Sulla firma del contratto intervengono anche Cesare Bendotti e Stefano Zacchini, membri del coordinamento di Fratelli d’Italia Tarquinia, che rivendicano il risultato come parte dell’attività portata avanti dall’amministrazione dell’Università Agraria.
“Quello dell’affidamento del campeggio è un risultato di cui siamo particolarmente soddisfatti, perché rappresenta un esempio concreto di come l’Università Agraria, a guida Fratelli d’Italia, stia lavorando per valorizzare il proprio patrimonio e creare nuove opportunità per il territorio – afferma Bendotti -. Non parliamo semplicemente dell’affidamento di una struttura, ma di un intervento che può generare nuovo indotto turistico ed economico, portando visitatori, sostenendo le attività commerciali, la ristorazione e i servizi e creando nuove occasioni di lavoro. È questa la direzione che riteniamo giusta: valorizzare ciò che abbiamo, attrarre investimenti e trasformare il patrimonio dell’Ente in una risorsa per tutta la comunità. Il centrodestra al governo dimostra di poter svolgere un ruolo importante nello sviluppo di Tarquinia, con una gestione concreta, responsabile e capace di guardare alle opportunità del futuro”.

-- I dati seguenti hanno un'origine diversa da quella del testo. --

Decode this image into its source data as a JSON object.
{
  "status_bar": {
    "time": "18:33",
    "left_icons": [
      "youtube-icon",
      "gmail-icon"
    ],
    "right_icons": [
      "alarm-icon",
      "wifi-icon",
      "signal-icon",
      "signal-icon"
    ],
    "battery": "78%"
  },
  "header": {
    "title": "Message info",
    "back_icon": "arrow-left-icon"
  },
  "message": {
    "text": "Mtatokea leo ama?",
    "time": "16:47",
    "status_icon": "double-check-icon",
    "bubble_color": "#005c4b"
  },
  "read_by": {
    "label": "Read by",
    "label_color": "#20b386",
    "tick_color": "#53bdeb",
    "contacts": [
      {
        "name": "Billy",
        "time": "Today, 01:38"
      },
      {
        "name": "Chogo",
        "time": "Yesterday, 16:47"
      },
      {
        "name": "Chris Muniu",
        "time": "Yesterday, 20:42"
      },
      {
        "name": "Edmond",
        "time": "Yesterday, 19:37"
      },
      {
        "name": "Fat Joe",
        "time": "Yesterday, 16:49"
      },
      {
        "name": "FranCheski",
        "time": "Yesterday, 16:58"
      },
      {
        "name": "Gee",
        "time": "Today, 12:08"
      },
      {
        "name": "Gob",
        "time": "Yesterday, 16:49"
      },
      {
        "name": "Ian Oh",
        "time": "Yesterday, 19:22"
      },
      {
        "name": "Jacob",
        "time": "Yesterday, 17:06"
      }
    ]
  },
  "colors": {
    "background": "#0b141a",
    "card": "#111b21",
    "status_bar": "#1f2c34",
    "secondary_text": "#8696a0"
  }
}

L’intervento di Stefano Zacchini, oltre a esprimere soddisfazione per la firma del contratto, ripercorre le condizioni in cui, secondo Fratelli d’Italia, si trovava la struttura negli anni precedenti.

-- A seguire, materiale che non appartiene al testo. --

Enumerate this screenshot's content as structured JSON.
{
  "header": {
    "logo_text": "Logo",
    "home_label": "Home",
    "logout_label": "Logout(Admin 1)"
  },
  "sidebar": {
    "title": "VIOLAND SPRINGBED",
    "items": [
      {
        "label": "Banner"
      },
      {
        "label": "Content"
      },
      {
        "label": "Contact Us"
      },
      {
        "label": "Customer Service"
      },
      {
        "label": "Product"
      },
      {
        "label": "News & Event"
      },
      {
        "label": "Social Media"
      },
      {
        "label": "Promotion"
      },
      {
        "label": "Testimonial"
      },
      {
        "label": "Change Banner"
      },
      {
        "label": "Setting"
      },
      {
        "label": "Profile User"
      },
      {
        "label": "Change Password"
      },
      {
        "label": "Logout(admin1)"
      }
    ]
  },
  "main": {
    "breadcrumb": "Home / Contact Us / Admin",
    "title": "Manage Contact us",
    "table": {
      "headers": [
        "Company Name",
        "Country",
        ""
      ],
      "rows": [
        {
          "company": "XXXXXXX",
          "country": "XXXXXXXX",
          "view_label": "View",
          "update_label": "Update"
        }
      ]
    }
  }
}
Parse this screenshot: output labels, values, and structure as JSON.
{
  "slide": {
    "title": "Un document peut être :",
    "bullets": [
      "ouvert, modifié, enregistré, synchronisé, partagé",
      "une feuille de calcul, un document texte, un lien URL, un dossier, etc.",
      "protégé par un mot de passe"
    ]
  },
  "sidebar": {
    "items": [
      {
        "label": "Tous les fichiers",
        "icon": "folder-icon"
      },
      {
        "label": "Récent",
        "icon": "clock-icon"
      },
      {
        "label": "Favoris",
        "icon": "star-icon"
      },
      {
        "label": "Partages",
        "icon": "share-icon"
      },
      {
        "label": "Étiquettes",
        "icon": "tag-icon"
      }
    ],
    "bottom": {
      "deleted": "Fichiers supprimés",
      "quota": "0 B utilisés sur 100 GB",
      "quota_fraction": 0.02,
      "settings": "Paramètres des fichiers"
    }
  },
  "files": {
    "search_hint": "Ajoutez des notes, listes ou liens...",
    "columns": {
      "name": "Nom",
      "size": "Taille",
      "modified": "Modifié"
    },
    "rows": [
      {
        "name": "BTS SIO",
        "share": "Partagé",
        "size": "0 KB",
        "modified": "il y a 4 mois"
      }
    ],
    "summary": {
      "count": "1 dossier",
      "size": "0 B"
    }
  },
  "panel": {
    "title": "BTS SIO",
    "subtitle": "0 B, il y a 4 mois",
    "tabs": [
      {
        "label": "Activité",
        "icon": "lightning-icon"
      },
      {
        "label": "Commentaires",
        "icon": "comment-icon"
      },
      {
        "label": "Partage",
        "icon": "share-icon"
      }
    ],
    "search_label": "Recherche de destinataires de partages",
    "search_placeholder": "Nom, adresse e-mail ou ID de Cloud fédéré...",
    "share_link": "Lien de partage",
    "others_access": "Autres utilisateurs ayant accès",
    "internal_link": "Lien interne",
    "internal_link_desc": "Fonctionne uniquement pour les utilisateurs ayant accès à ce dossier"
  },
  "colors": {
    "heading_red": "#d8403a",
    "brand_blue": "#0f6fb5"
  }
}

“Come Fratelli d’Italia esprimiamo grande soddisfazione per la firma del contratto che consentirà finalmente la ripartenza del campeggio di Spinicci. È un risultato concreto, che dimostra come una gestione seria, responsabile e orientata alla valorizzazione del patrimonio dell’Università Agraria possa trasformare una struttura rimasta inutilizzata per anni in una nuova opportunità di sviluppo per Tarquinia – fa sapere Zacchini -. Non possiamo però dimenticare che il campeggio è stato lasciato per anni dalle precedenti amministrazioni di centrosinistra in una situazione di abbandono e degrado, senza una prospettiva concreta di rilancio. È stato necessario il lavoro delle amministrazioni di centrodestra per affrontare una situazione che si trascinava da troppo tempo e riportare finalmente questa importante struttura all’interno di un percorso di valorizzazione. Siamo quindi particolarmente orgogliosi del lavoro svolto dall’amministrazione dell’Università Agraria, nella quale sono presenti numerosi esponenti di Fratelli d’Italia. La riapertura del campeggio significa investimenti, nuove opportunità occupazionali, maggiore attrattività turistica e nuove risorse per l’Ente, con ricadute positive sull’intero tessuto economico locale. È questa la politica che ci piace: meno immobilismo e più capacità di amministrare, recuperare e valorizzare il patrimonio pubblico. Dove per anni c’è stato degrado e abbandono, oggi c’è un progetto concreto di rilancio.
Infine, Fratelli d’Italia utilizza la vicenda del campeggio per sollecitare l’amministrazione comunale di Tarquinia su altri due interventi considerati strategici per il litorale: “A questo punto ci permettiamo anche una domanda all’amministrazione comunale di centrosinistra che oggi governa Tarquinia: dopo aver visto come si può recuperare e rimettere in funzione una struttura strategica come il campeggio di Spinicci, cosa intende fare il Comune per il porto turistico e per la sistemazione del lungomare?”.